3.1.2. FNA of cysts and fluid collections Cysts and other fluid collections can be readily aspirated with a fine needle (Fig. 3). On occasion, an 18-gauge needle may be needed to drain an inspissated cyst, which typically contains toothpaste-like material (Fig. 4). In such a case, it may not be possible to drain the cyst completely. When an intracystic tumor is suspected based on sonograms, a pneumocystogram can be obtained after injecting into the cyst a volume of air equal to the volume of fluid aspirated. However, the pneumocystogram is not really necessary for diagnostic purposes since this type of lesion needs to be excised anyway. Pneumocystography may still be useful to confirm that a small indeterminate mass on mammograms was indeed a cyst when the correlation between US and mammography was not clear. Other collections that can be subjected to US-guided diagnostic FNA or percutaneous drainage in the proper clinical setting include postoperative hematomas, lymphoceles, and abscesses.

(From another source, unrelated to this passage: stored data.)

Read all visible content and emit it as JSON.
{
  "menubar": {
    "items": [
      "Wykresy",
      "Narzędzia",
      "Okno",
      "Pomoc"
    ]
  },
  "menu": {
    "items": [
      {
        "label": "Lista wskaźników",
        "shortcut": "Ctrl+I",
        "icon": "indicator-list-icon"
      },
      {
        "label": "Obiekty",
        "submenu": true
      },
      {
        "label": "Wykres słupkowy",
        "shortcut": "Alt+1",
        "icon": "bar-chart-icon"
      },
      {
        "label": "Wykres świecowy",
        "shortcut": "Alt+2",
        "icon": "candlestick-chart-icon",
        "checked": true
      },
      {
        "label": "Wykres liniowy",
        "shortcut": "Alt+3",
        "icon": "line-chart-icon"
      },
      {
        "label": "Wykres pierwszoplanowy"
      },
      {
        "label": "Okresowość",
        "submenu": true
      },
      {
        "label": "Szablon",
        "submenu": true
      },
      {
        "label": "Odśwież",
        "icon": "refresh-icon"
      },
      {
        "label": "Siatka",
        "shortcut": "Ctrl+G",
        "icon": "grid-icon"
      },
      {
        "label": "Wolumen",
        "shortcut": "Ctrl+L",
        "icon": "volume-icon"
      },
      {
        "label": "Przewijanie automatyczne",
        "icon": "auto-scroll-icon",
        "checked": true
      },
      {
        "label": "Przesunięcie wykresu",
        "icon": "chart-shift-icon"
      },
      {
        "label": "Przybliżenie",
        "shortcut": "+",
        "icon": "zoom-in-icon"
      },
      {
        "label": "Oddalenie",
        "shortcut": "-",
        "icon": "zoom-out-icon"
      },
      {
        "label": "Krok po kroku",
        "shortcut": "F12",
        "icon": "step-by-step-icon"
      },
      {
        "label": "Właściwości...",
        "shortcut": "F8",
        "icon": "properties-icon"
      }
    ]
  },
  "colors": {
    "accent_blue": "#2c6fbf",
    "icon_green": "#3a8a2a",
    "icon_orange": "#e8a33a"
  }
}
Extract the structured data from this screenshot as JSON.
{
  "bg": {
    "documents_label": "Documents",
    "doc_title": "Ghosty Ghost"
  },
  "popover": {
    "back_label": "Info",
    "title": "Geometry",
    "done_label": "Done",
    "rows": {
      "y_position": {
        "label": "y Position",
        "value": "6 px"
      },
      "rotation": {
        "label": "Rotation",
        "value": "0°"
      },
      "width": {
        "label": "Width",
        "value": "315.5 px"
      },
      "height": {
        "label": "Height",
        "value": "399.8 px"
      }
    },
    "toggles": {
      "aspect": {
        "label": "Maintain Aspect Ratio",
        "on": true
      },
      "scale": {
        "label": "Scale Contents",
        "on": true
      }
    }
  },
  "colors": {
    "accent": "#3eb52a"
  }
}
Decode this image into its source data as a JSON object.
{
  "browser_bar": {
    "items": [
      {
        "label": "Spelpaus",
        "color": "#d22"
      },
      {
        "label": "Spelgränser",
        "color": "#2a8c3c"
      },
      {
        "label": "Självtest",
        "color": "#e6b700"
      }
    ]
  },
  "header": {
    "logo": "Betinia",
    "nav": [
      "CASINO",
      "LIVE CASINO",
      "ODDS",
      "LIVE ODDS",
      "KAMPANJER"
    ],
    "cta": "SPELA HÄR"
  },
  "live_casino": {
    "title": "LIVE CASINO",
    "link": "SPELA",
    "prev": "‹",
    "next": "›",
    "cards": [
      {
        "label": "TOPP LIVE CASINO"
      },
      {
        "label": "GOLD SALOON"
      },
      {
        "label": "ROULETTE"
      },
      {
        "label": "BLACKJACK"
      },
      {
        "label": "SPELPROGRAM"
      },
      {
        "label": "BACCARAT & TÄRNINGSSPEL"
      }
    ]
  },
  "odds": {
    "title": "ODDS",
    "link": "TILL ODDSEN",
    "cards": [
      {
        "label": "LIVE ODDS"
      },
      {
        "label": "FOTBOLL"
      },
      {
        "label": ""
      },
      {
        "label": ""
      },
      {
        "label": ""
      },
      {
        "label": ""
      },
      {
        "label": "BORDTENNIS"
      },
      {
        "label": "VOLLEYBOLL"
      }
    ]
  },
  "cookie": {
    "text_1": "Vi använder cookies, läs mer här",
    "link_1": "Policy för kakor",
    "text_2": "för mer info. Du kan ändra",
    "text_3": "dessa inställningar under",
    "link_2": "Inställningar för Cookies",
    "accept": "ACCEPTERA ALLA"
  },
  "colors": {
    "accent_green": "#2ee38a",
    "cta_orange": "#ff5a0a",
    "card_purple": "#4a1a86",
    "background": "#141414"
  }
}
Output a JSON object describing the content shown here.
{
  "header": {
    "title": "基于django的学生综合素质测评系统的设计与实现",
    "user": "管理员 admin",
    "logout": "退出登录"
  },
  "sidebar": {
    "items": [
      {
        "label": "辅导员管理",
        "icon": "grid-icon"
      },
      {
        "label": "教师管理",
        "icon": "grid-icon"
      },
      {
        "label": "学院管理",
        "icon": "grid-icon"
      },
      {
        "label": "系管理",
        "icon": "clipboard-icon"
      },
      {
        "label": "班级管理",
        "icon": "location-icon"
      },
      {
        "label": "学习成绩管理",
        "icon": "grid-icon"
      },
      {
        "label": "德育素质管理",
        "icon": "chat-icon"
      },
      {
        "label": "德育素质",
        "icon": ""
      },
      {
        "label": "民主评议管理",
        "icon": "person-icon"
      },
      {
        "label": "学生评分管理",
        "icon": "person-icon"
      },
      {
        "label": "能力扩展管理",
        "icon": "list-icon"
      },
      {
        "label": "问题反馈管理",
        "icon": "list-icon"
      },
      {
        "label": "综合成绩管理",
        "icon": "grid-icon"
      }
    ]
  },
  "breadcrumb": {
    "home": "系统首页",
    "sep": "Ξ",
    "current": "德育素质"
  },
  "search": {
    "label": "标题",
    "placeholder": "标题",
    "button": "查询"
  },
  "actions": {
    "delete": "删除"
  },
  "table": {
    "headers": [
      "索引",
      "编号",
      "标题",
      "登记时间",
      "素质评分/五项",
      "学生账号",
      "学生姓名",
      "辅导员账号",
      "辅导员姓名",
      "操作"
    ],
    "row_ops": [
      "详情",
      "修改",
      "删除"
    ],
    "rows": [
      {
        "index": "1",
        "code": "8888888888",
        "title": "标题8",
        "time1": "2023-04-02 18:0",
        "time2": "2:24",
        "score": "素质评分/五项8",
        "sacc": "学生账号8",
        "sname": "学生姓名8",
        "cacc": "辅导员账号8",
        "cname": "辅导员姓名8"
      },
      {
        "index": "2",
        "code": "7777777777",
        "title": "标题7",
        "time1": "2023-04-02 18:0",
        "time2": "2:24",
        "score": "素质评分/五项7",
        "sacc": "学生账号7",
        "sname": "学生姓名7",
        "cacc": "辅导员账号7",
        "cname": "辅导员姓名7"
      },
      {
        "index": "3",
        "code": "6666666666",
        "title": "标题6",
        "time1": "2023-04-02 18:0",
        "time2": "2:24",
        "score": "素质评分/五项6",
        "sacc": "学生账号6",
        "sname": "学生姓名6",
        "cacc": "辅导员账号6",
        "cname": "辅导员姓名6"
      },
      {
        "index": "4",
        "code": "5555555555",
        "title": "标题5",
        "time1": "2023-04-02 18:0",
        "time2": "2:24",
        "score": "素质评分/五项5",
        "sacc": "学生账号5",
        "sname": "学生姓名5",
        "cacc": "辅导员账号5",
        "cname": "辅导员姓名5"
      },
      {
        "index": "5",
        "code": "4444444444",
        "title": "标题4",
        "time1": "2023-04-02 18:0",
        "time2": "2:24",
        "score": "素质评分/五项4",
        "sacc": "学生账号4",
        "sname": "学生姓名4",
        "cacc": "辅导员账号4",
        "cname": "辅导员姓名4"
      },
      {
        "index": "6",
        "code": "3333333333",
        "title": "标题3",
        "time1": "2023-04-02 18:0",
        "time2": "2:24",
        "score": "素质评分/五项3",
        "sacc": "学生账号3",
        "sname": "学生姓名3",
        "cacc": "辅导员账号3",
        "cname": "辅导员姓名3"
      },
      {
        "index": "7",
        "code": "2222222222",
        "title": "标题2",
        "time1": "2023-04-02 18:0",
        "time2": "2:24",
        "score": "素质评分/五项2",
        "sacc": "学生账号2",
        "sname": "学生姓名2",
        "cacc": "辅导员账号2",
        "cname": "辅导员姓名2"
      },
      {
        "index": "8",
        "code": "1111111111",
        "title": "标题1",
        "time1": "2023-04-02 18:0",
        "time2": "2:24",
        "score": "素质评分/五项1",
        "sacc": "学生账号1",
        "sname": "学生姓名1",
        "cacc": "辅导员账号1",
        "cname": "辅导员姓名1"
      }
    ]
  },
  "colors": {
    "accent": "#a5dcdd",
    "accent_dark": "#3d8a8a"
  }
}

Fig. 1. Technique of US-guided FNA. (A) Photograph shows the insertion of the needle, attached to a 20-ml syringe, during US-guided FNA. (B) Sonogram shows the tip of the fine needle (arrows) inside the target lesion (arrowheads).

3.1.3. FNA of solid masses FNA of infiltrating ductal carcinomas usually yields highly cellular cytologic specimens; with US guidance, the diagnosis is established with a single pass in the majority of cases (Fig. 5). On occasion, a scirrhous carcinoma may be difficult to sample by FNA. As a rule, an insufficient specimen must be regarded as a failure of the procedure.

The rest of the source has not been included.